Saturday, December 6, 2008

Seattle man who killed disabled roommate gets 18 years in prison

From the Seattle Post-Intelligencer:


Sobbing as he addressed the judge Dec. 5, Brian Sheridan Walsh praised the man he killed.

"The world lost a kind and special person that day, because of my actions," Walsh told King County Superior Court Judge Michael Fox. "I don't ask (his family) to forgive me. I don't think that could even be possible."

Walsh's victim -- Harold "Benny" Reside, 44 -- was a fragile, wheelchair-bound man, who died a brutal death April 15, 2007, at Walsh's hands.
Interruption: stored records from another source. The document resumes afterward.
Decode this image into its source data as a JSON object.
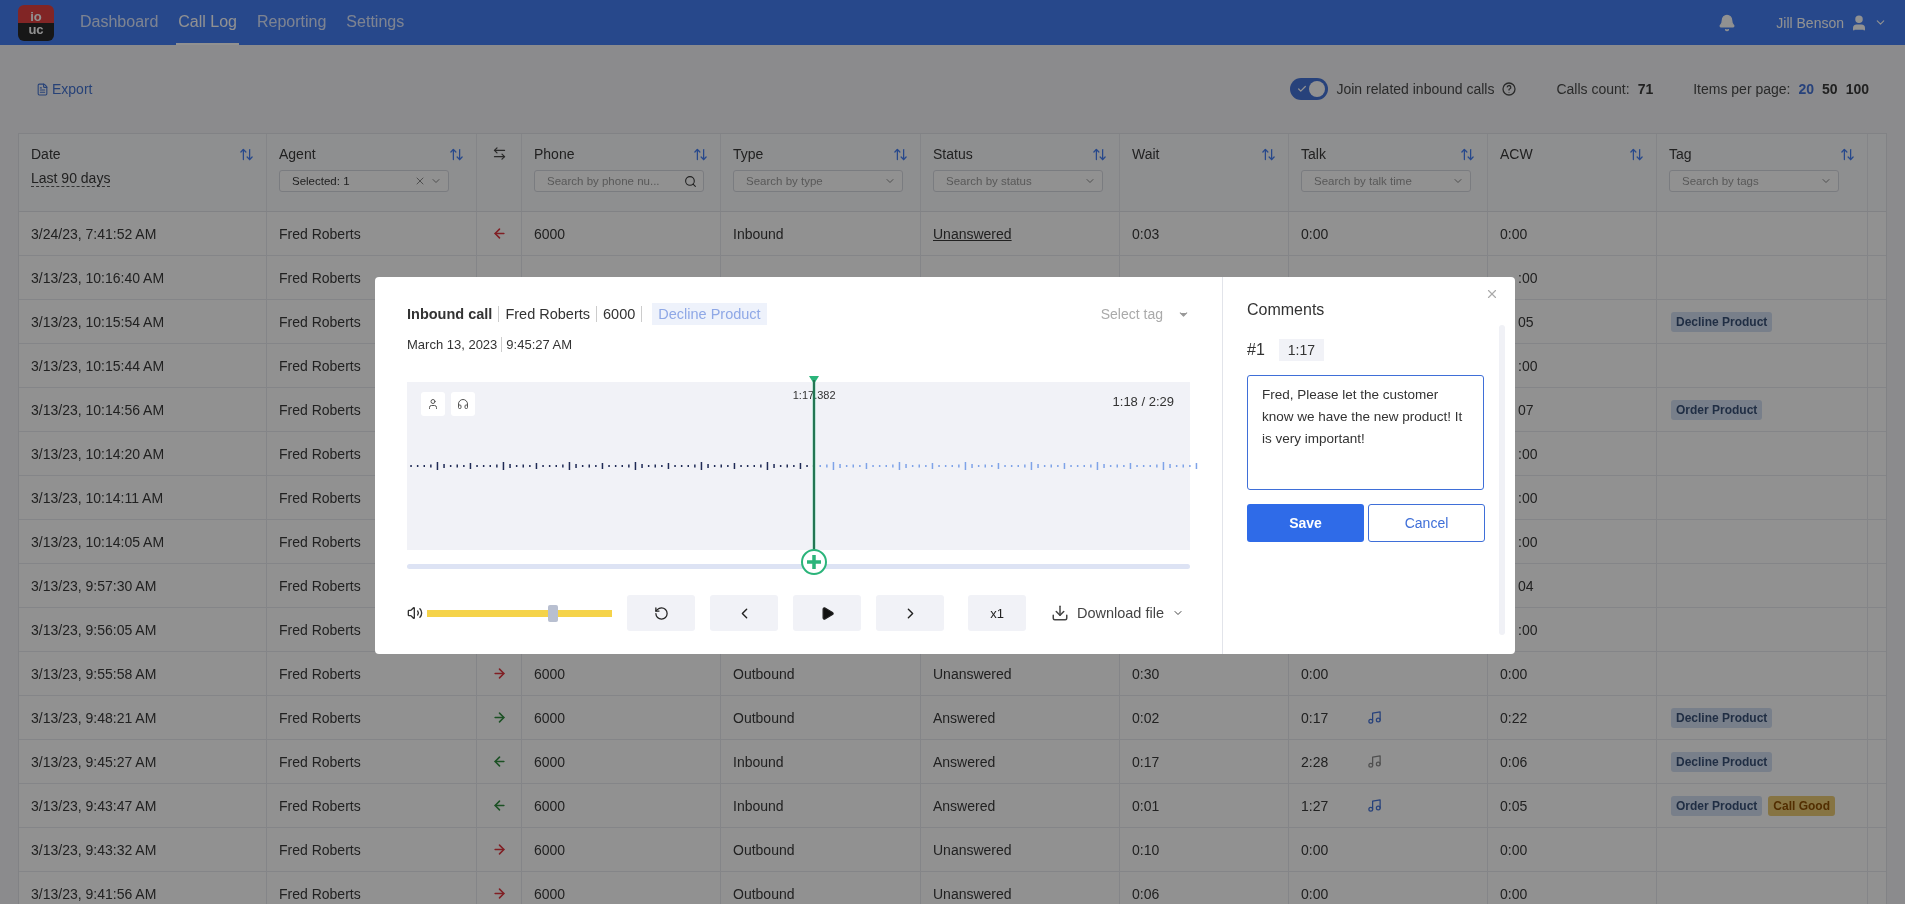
{
  "nav": {
    "logo_top": "io",
    "logo_bottom": "uc",
    "tabs": [
      {
        "label": "Dashboard",
        "selected": false
      },
      {
        "label": "Call Log",
        "selected": true
      },
      {
        "label": "Reporting",
        "selected": false
      },
      {
        "label": "Settings",
        "selected": false
      }
    ],
    "user": "Jill Benson"
  },
  "toolbar": {
    "export": "Export",
    "join_toggle": {
      "label": "Join related inbound calls",
      "on": true
    },
    "calls_count_label": "Calls count:",
    "calls_count": "71",
    "per_page_label": "Items per page:",
    "per_page": [
      {
        "label": "20",
        "selected": true
      },
      {
        "label": "50",
        "selected": false
      },
      {
        "label": "100",
        "selected": false
      }
    ]
  },
  "columns": [
    {
      "kind": "date",
      "label": "Date",
      "link": "Last 90 days"
    },
    {
      "kind": "agent",
      "label": "Agent",
      "value": "Selected: 1"
    },
    {
      "kind": "direction"
    },
    {
      "kind": "search",
      "label": "Phone",
      "placeholder": "Search by phone nu..."
    },
    {
      "kind": "select",
      "label": "Type",
      "placeholder": "Search by type"
    },
    {
      "kind": "select",
      "label": "Status",
      "placeholder": "Search by status"
    },
    {
      "kind": "plain",
      "label": "Wait"
    },
    {
      "kind": "select",
      "label": "Talk",
      "placeholder": "Search by talk time"
    },
    {
      "kind": "plain",
      "label": "ACW"
    },
    {
      "kind": "select",
      "label": "Tag",
      "placeholder": "Search by tags"
    }
  ],
  "rows": [
    {
      "date": "3/24/23, 7:41:52 AM",
      "agent": "Fred Roberts",
      "kind": "in",
      "answered": false,
      "phone": "6000",
      "type": "Inbound",
      "status": "Unanswered",
      "linked": true,
      "wait": "0:03",
      "talk": "0:00",
      "acw": "0:00"
    },
    {
      "date": "3/13/23, 10:16:40 AM",
      "agent": "Fred Roberts",
      "acw": ":00"
    },
    {
      "date": "3/13/23, 10:15:54 AM",
      "agent": "Fred Roberts",
      "acw": "05",
      "tags": [
        {
          "label": "Decline Product",
          "color": "#787f8a"
        }
      ]
    },
    {
      "date": "3/13/23, 10:15:44 AM",
      "agent": "Fred Roberts",
      "acw": ":00"
    },
    {
      "date": "3/13/23, 10:14:56 AM",
      "agent": "Fred Roberts",
      "acw": "07",
      "tags": [
        {
          "label": "Order Product",
          "color": "#787f8a"
        }
      ]
    },
    {
      "date": "3/13/23, 10:14:20 AM",
      "agent": "Fred Roberts",
      "acw": ":00"
    },
    {
      "date": "3/13/23, 10:14:11 AM",
      "agent": "Fred Roberts",
      "acw": ":00"
    },
    {
      "date": "3/13/23, 10:14:05 AM",
      "agent": "Fred Roberts",
      "acw": ":00"
    },
    {
      "date": "3/13/23, 9:57:30 AM",
      "agent": "Fred Roberts",
      "acw": "04"
    },
    {
      "date": "3/13/23, 9:56:05 AM",
      "agent": "Fred Roberts",
      "acw": ":00"
    },
    {
      "date": "3/13/23, 9:55:58 AM",
      "agent": "Fred Roberts",
      "kind": "out",
      "answered": false,
      "phone": "6000",
      "type": "Outbound",
      "status": "Unanswered",
      "linked": false,
      "wait": "0:30",
      "talk": "0:00",
      "acw": "0:00"
    },
    {
      "date": "3/13/23, 9:48:21 AM",
      "agent": "Fred Roberts",
      "kind": "out",
      "answered": true,
      "phone": "6000",
      "type": "Outbound",
      "status": "Answered",
      "linked": false,
      "wait": "0:02",
      "talk": "0:17",
      "recording": {
        "listened": false
      },
      "acw": "0:22",
      "tags": [
        {
          "label": "Decline Product",
          "color": "#787f8a"
        }
      ]
    },
    {
      "date": "3/13/23, 9:45:27 AM",
      "agent": "Fred Roberts",
      "kind": "in",
      "answered": true,
      "phone": "6000",
      "type": "Inbound",
      "status": "Answered",
      "linked": false,
      "wait": "0:17",
      "talk": "2:28",
      "recording": {
        "listened": true
      },
      "acw": "0:06",
      "tags": [
        {
          "label": "Decline Product",
          "color": "#787f8a"
        }
      ]
    },
    {
      "date": "3/13/23, 9:43:47 AM",
      "agent": "Fred Roberts",
      "kind": "in",
      "answered": true,
      "phone": "6000",
      "type": "Inbound",
      "status": "Answered",
      "linked": false,
      "wait": "0:01",
      "talk": "1:27",
      "recording": {
        "listened": false
      },
      "acw": "0:05",
      "tags": [
        {
          "label": "Order Product",
          "color": "#787f8a"
        },
        {
          "label": "Call Good",
          "color": "#867443"
        }
      ]
    },
    {
      "date": "3/13/23, 9:43:32 AM",
      "agent": "Fred Roberts",
      "kind": "out",
      "answered": false,
      "phone": "6000",
      "type": "Outbound",
      "status": "Unanswered",
      "linked": false,
      "wait": "0:10",
      "talk": "0:00",
      "acw": "0:00"
    },
    {
      "date": "3/13/23, 9:41:56 AM",
      "agent": "Fred Roberts",
      "kind": "out",
      "answered": false,
      "phone": "6000",
      "type": "Outbound",
      "status": "Unanswered",
      "linked": false,
      "wait": "0:06",
      "talk": "0:00",
      "acw": "0:00"
    }
  ],
  "modal": {
    "call_type": "Inbound call",
    "agent": "Fred Roberts",
    "phone": "6000",
    "tag": "Decline Product",
    "date": "March 13, 2023",
    "time": "9:45:27 AM",
    "select_tag": "Select tag",
    "playhead": {
      "level": 0.52,
      "label": "1:17.382"
    },
    "position": "1:18 / 2:29",
    "volume": {
      "level": 0.68
    },
    "speed": "x1",
    "download": "Download file",
    "comments": {
      "title": "Comments",
      "number": "#1",
      "timestamp": "1:17",
      "text": "Fred, Please let the customer know we have the new product! It is very important!",
      "save": "Save",
      "cancel": "Cancel"
    }
  }
}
Walsh, 46, was initially charged with first-degree murder and second-degree assault.

He later pleaded guilty to second-degree murder, a plea prosecutors agreed to in part because Walsh's drunken state would have made some elements of the stiffer charge difficult to prove. Walsh had no serious run-ins with the law before he killed Reside. His attorneys asked for leniency because of his mental illness and alcoholism, requesting a 14-year sentence.

None was in the offing; Fox sentenced Walsh to the maximum sentence allowed, 18 years in prison.

According to prosecutors, Walsh beat Reside with a brass lamp and stabbed him in the face, head and neck with shards from the lamp's ceramic cover before strangling him with the lamp's cord. Police arrested Walsh hours later near Reside's West Seattle apartment, finding him in a drunken stupor talking to a dog.

"Mr. Reside was a small, weak man," Fox said, delivering the sentence. "The evidence indicates an entirely unprovoked assault on a helpless victim."

Any forgiveness Walsh may have hoped for from Reside's family was also absent in the courtroom.

Reside's sister, Pam Reside Leach, said she still couldn't understand how a man her brother had taken in could attack him so savagely.

"My brother had an incredibly hard life," Reside Leach said. "I will never forgive you Brian, remember that. You were given so much more in life than Bennie."

Speaking after Fox's ruling, Reside Leach said she had one last task to complete for her brother, whom she'd helped care for during his trying life. She'll be placing a plaque on her brother's grave at a North Bend cemetery, where he was laid to rest next to his father.